DET0187 Detect disabled Windows event logging

Item	Value
ID	DET0187
Version	1.0
Created	21 October 2025
Last Modified	21 October 2025

Technique Detected: T1562.002 (Disable Windows Event Logging)

Analytics

Windows

AN0535

Detection of attempts to disable or tamper with Windows Event Logging. This includes stopping or disabling the EventLog service, modifying registry keys related to EventLog and Autologger, using auditpol or wevtutil to disable categories or clear audit policies, and detecting suspicious gaps or resets in event logs.
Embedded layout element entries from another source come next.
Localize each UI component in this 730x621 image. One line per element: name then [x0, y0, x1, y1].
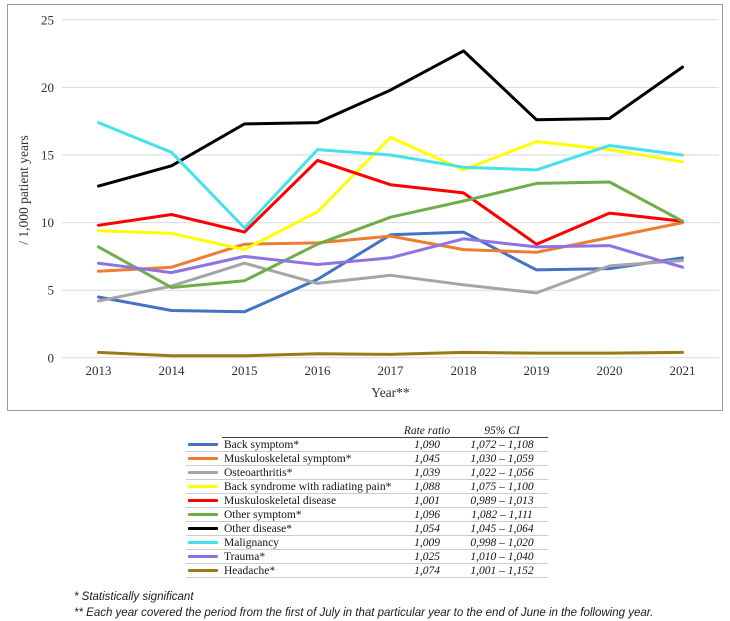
series-line-other-symptom	[97, 180, 684, 289]
legend-label: Muskuloskeletal symptom*	[222, 451, 398, 466]
legend-ci-value: 1,022 – 1,056	[456, 465, 548, 480]
legend-rate-ratio-value: 1,054	[398, 521, 456, 536]
legend-swatch-malignancy	[188, 541, 218, 544]
legend-rate-ratio-value: 1,045	[398, 451, 456, 466]
legend-swatch-headache	[188, 569, 218, 572]
footnote-statistical: * Statistically significant	[74, 591, 194, 603]
legend-rate-ratio-value: 1,001	[398, 493, 456, 508]
legend-swatch-cell	[186, 437, 222, 452]
legend-label: Muskuloskeletal disease	[222, 493, 398, 508]
x-tick-label: 2014	[159, 363, 186, 378]
series-line-back-syndrome-radiating-pain	[97, 135, 684, 252]
legend-swatch-other-disease	[188, 527, 218, 530]
x-tick-label: 2017	[378, 363, 405, 378]
legend-rate-ratio-value: 1,039	[398, 465, 456, 480]
legend-row-malignancy: Malignancy 1,009 0,998 – 1,020	[186, 535, 548, 550]
legend-rate-ratio-value: 1,009	[398, 535, 456, 550]
legend-rate-ratio-value: 1,088	[398, 479, 456, 494]
legend-swatch-cell	[186, 465, 222, 480]
legend-row-trauma: Trauma* 1,025 1,010 – 1,040	[186, 549, 548, 564]
legend-ci-value: 1,010 – 1,040	[456, 549, 548, 564]
legend-header-rate-ratio: Rate ratio	[398, 424, 456, 438]
legend-swatch-cell	[186, 479, 222, 494]
legend-row-back-syndrome-radiating-pain: Back syndrome with radiating pain* 1,088 1…	[186, 479, 548, 494]
legend-swatch-cell	[186, 535, 222, 550]
x-axis-title: Year**	[371, 385, 410, 400]
legend-swatch-trauma	[188, 555, 218, 558]
series-line-musculoskeletal-disease	[97, 158, 684, 246]
legend-swatch-musculoskeletal-symptom	[188, 457, 218, 460]
legend-swatch-cell	[186, 521, 222, 536]
legend-swatch-cell	[186, 549, 222, 564]
legend-swatch-osteoarthritis	[188, 471, 218, 474]
legend-swatch-other-symptom	[188, 513, 218, 516]
legend-swatch-cell	[186, 507, 222, 522]
legend-ci-value: 1,001 – 1,152	[456, 563, 548, 578]
series-line-other-disease	[97, 49, 684, 188]
y-tick-label: 10	[41, 215, 54, 230]
legend-label: Malignancy	[222, 535, 398, 550]
legend-swatch-cell	[186, 451, 222, 466]
line-chart: 0 5 10 15 20 25 2013 2014 2015 2016 2017 2018 2019 20…	[16, 12, 719, 400]
legend-row-other-disease: Other disease* 1,054 1,045 – 1,064	[186, 521, 548, 536]
x-tick-label: 2021	[670, 363, 696, 378]
y-tick-label: 0	[48, 350, 55, 365]
legend-ci-value: 1,082 – 1,111	[456, 507, 548, 522]
footnote-year-period: ** Each year covered the period from the…	[74, 607, 654, 620]
x-tick-label: 2018	[451, 363, 477, 378]
legend-row-headache: Headache* 1,074 1,001 – 1,152	[186, 563, 548, 578]
legend-swatch-cell	[186, 493, 222, 508]
x-tick-label: 2013	[86, 363, 112, 378]
legend-table: Rate ratio 95% CI Back symptom* 1,090 1,07…	[186, 424, 548, 578]
y-tick-label: 20	[41, 80, 54, 95]
y-tick-label: 25	[41, 12, 54, 27]
legend-ci-value: 1,075 – 1,100	[456, 479, 548, 494]
legend-ci-value: 1,072 – 1,108	[456, 437, 548, 452]
legend-label: Headache*	[222, 563, 398, 578]
legend-ci-value: 1,030 – 1,059	[456, 451, 548, 466]
legend-row-other-symptom: Other symptom* 1,096 1,082 – 1,111	[186, 507, 548, 522]
x-tick-label: 2015	[232, 363, 258, 378]
legend-label: Back symptom*	[222, 437, 398, 452]
legend-table-wrap: Rate ratio 95% CI Back symptom* 1,090 1,07…	[186, 424, 548, 578]
legend-rate-ratio-value: 1,074	[398, 563, 456, 578]
x-tick-label: 2020	[597, 363, 623, 378]
legend-header-ci: 95% CI	[456, 424, 548, 438]
legend-header-swatch-spacer	[186, 424, 222, 438]
legend-ci-value: 0,989 – 1,013	[456, 493, 548, 508]
legend-header-label-spacer	[222, 424, 398, 438]
legend-row-osteoarthritis: Osteoarthritis* 1,039 1,022 – 1,056	[186, 465, 548, 480]
legend-swatch-back-symptom	[188, 442, 218, 446]
legend-row-musculoskeletal-disease: Muskuloskeletal disease 1,001 0,989 – 1,01…	[186, 493, 548, 508]
series-line-musculoskeletal-symptom	[97, 221, 684, 273]
legend-swatch-cell	[186, 563, 222, 578]
legend-label: Trauma*	[222, 549, 398, 564]
y-axis-title: / 1,000 patient years	[16, 135, 31, 244]
legend-ci-value: 0,998 – 1,020	[456, 535, 548, 550]
chart-panel: 0 5 10 15 20 25 2013 2014 2015 2016 2017 2018 2019 20…	[7, 4, 723, 411]
legend-swatch-back-syndrome-radiating-pain	[188, 485, 218, 488]
legend-rate-ratio-value: 1,090	[398, 437, 456, 452]
legend-label: Back syndrome with radiating pain*	[222, 479, 398, 494]
series-line-osteoarthritis	[97, 259, 684, 303]
legend-row-back-symptom: Back symptom* 1,090 1,072 – 1,108	[186, 437, 548, 452]
legend-rate-ratio-value: 1,096	[398, 507, 456, 522]
x-tick-label: 2019	[524, 363, 550, 378]
series-line-malignancy	[97, 121, 684, 230]
series-line-trauma	[97, 237, 684, 275]
series-line-headache	[97, 350, 684, 358]
legend-swatch-musculoskeletal-disease	[188, 499, 218, 502]
legend-row-musculoskeletal-symptom: Muskuloskeletal symptom* 1,045 1,030 – 1,0…	[186, 451, 548, 466]
footnotes: * Statistically significant ** Each year…	[74, 589, 730, 621]
y-tick-label: 15	[41, 148, 54, 163]
legend-header-row: Rate ratio 95% CI	[186, 424, 548, 438]
legend-label: Other symptom*	[222, 507, 398, 522]
legend-label: Other disease*	[222, 521, 398, 536]
legend-ci-value: 1,045 – 1,064	[456, 521, 548, 536]
y-tick-label: 5	[48, 283, 55, 298]
legend-rate-ratio-value: 1,025	[398, 549, 456, 564]
x-tick-label: 2016	[305, 363, 332, 378]
legend-label: Osteoarthritis*	[222, 465, 398, 480]
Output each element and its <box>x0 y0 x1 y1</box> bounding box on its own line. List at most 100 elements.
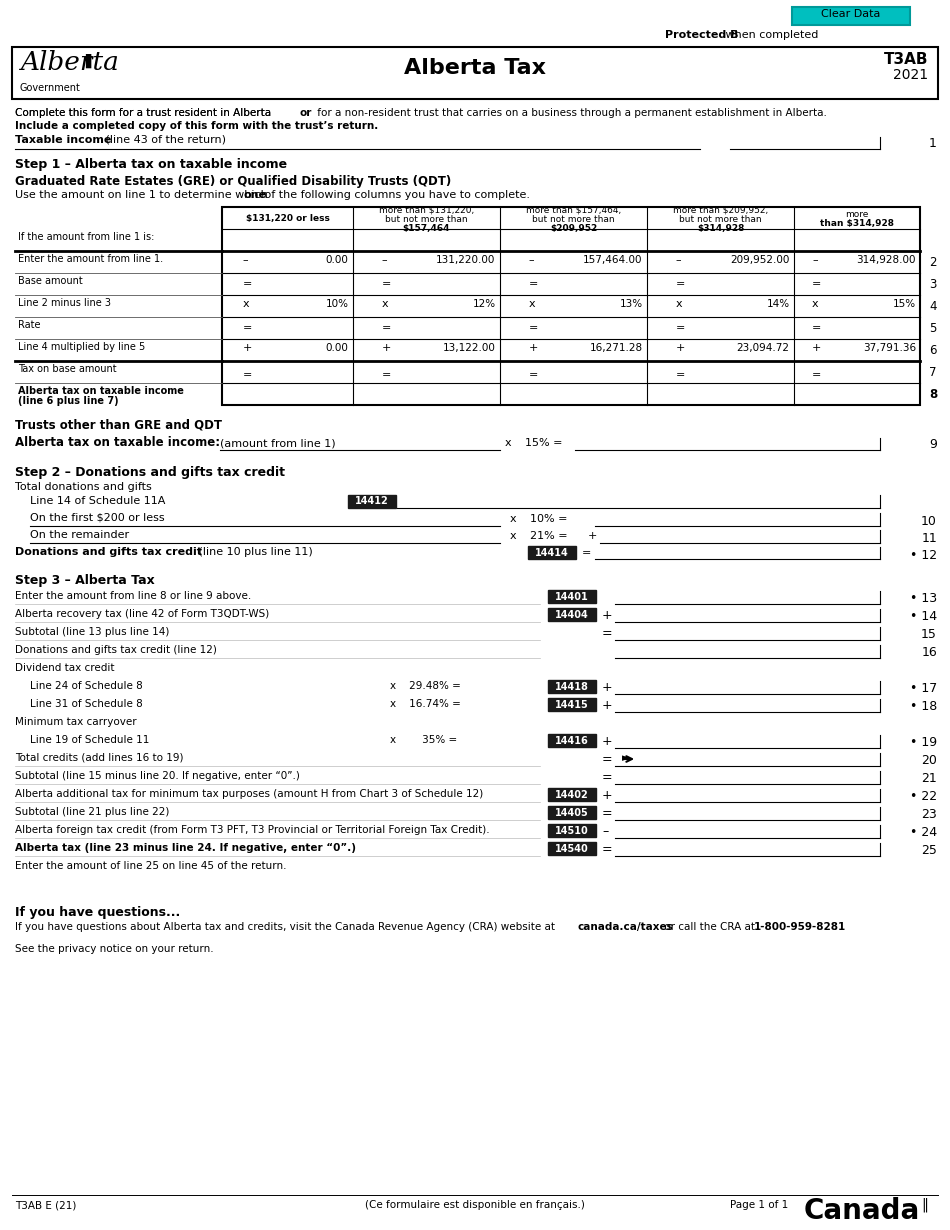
Text: –: – <box>242 255 248 264</box>
Text: Line 4 multiplied by line 5: Line 4 multiplied by line 5 <box>18 342 145 352</box>
Text: 21% =: 21% = <box>530 531 568 541</box>
Text: =: = <box>528 323 538 333</box>
Text: =: = <box>382 323 390 333</box>
Text: 1-800-959-8281: 1-800-959-8281 <box>754 922 846 932</box>
Text: Tax on base amount: Tax on base amount <box>18 364 117 374</box>
Text: +: + <box>675 343 685 353</box>
Text: one: one <box>243 189 266 200</box>
Text: +: + <box>602 788 613 802</box>
Text: =: = <box>382 370 390 380</box>
Text: Trusts other than GRE and QDT: Trusts other than GRE and QDT <box>15 419 222 432</box>
Text: Line 2 minus line 3: Line 2 minus line 3 <box>18 298 111 308</box>
Text: On the first $200 or less: On the first $200 or less <box>30 513 164 523</box>
Text: =: = <box>675 323 685 333</box>
Text: If you have questions about Alberta tax and credits, visit the Canada Revenue Ag: If you have questions about Alberta tax … <box>15 922 559 932</box>
Text: Dividend tax credit: Dividend tax credit <box>15 663 115 673</box>
Text: but not more than: but not more than <box>532 214 615 224</box>
Text: Subtotal (line 15 minus line 20. If negative, enter “0”.): Subtotal (line 15 minus line 20. If nega… <box>15 771 300 781</box>
Text: Alberta Tax: Alberta Tax <box>404 58 546 77</box>
Text: canada.ca/taxes: canada.ca/taxes <box>578 922 674 932</box>
Text: $131,220 or less: $131,220 or less <box>245 214 330 224</box>
Text: +: + <box>602 609 613 622</box>
Bar <box>548 788 596 801</box>
Text: 14401: 14401 <box>555 592 589 601</box>
Text: =: = <box>602 807 613 820</box>
Text: Step 3 – Alberta Tax: Step 3 – Alberta Tax <box>15 574 155 587</box>
Text: 14418: 14418 <box>555 681 589 691</box>
Text: +: + <box>602 699 613 712</box>
Text: 9: 9 <box>929 438 937 451</box>
Bar <box>548 590 596 603</box>
Text: (amount from line 1): (amount from line 1) <box>220 438 335 448</box>
Text: .: . <box>834 922 837 932</box>
Text: x: x <box>675 299 682 309</box>
Text: =: = <box>602 753 613 766</box>
Text: x    16.74% =: x 16.74% = <box>390 699 461 708</box>
Text: =: = <box>812 279 822 289</box>
Text: =: = <box>528 279 538 289</box>
Text: Minimum tax carryover: Minimum tax carryover <box>15 717 137 727</box>
Text: 14404: 14404 <box>555 610 589 620</box>
Text: 14402: 14402 <box>555 790 589 800</box>
Text: • 17: • 17 <box>910 681 937 695</box>
Text: –: – <box>528 255 534 264</box>
Text: $314,928: $314,928 <box>696 224 744 232</box>
Text: Include a completed copy of this form with the trust’s return.: Include a completed copy of this form wi… <box>15 121 378 132</box>
Text: =: = <box>382 279 390 289</box>
Text: x: x <box>382 299 389 309</box>
Text: Enter the amount from line 1.: Enter the amount from line 1. <box>18 255 163 264</box>
Text: or call the CRA at: or call the CRA at <box>661 922 758 932</box>
Text: 2021: 2021 <box>893 68 928 82</box>
Text: x: x <box>510 531 517 541</box>
Bar <box>548 734 596 747</box>
Text: =: = <box>602 627 613 640</box>
Text: =: = <box>812 370 822 380</box>
Text: 10%: 10% <box>326 299 349 309</box>
Text: +: + <box>242 343 252 353</box>
Text: Subtotal (line 13 plus line 14): Subtotal (line 13 plus line 14) <box>15 627 169 637</box>
Text: +: + <box>602 736 613 748</box>
Text: 14405: 14405 <box>555 808 589 818</box>
Text: of the following columns you have to complete.: of the following columns you have to com… <box>261 189 530 200</box>
Text: Donations and gifts tax credit: Donations and gifts tax credit <box>15 547 202 557</box>
Text: Page 1 of 1: Page 1 of 1 <box>730 1200 788 1210</box>
Text: x    29.48% =: x 29.48% = <box>390 681 461 691</box>
Text: 3: 3 <box>930 278 937 292</box>
Text: =: = <box>675 370 685 380</box>
Text: Base amount: Base amount <box>18 276 83 287</box>
Text: • 19: • 19 <box>910 736 937 749</box>
Text: Alberta foreign tax credit (from Form T3 PFT, T3 Provincial or Territorial Forei: Alberta foreign tax credit (from Form T3… <box>15 825 489 835</box>
Text: but not more than: but not more than <box>679 214 762 224</box>
Text: 6: 6 <box>929 344 937 357</box>
Text: Line 24 of Schedule 8: Line 24 of Schedule 8 <box>30 681 142 691</box>
Text: +: + <box>602 681 613 694</box>
Text: $157,464: $157,464 <box>403 224 450 232</box>
Text: 25: 25 <box>922 844 937 857</box>
Text: when completed: when completed <box>722 30 818 41</box>
Text: =: = <box>242 323 252 333</box>
Text: Enter the amount from line 8 or line 9 above.: Enter the amount from line 8 or line 9 a… <box>15 590 251 601</box>
Text: Clear Data: Clear Data <box>822 9 881 18</box>
Text: 14510: 14510 <box>555 825 589 835</box>
Text: 14540: 14540 <box>555 844 589 854</box>
Text: –: – <box>675 255 681 264</box>
Text: Taxable income: Taxable income <box>15 135 111 145</box>
Text: T3AB: T3AB <box>884 52 928 66</box>
Bar <box>548 806 596 819</box>
Text: See the privacy notice on your return.: See the privacy notice on your return. <box>15 943 214 954</box>
Bar <box>548 824 596 836</box>
Text: 21: 21 <box>922 772 937 785</box>
Text: 157,464.00: 157,464.00 <box>583 255 642 264</box>
Text: 8: 8 <box>929 387 937 401</box>
Text: more than $209,952,: more than $209,952, <box>673 205 769 214</box>
Text: more: more <box>846 210 868 219</box>
Text: • 14: • 14 <box>910 610 937 624</box>
Text: 10: 10 <box>922 515 937 528</box>
Text: 12%: 12% <box>472 299 496 309</box>
Text: Subtotal (line 21 plus line 22): Subtotal (line 21 plus line 22) <box>15 807 169 817</box>
Text: 11: 11 <box>922 533 937 545</box>
Text: x: x <box>510 514 517 524</box>
Text: Graduated Rate Estates (GRE) or Qualified Disability Trusts (QDT): Graduated Rate Estates (GRE) or Qualifie… <box>15 175 451 188</box>
Text: 314,928.00: 314,928.00 <box>857 255 916 264</box>
Text: 7: 7 <box>929 367 937 379</box>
Defenders observe registry changes, service state changes, process execution of disabling commands, and anomalies in event record sequences.

Log Sources

Data Component	Name	Channel
Service Metadata (DC0041)	WinEventLog:System	EventCode=7035
Application Log Content (DC0038)	WinEventLog:Security	EventCode=1102
Windows Registry Key Modification (DC0063)	WinEventLog:Sysmon	EventCode=13, 14
Process Creation (DC0032)	WinEventLog:Sysmon	EventCode=1

Mutable Elements

Field	Description
AuthorizedAdminAccounts	List of accounts authorized to legitimately modify audit policies or disable services.
TimeWindow	Correlation window between registry modification, service stop, and audit policy commands.
ServiceNames	Customizable set of monitored services such as EventLog, Sysmon, or custom loggers.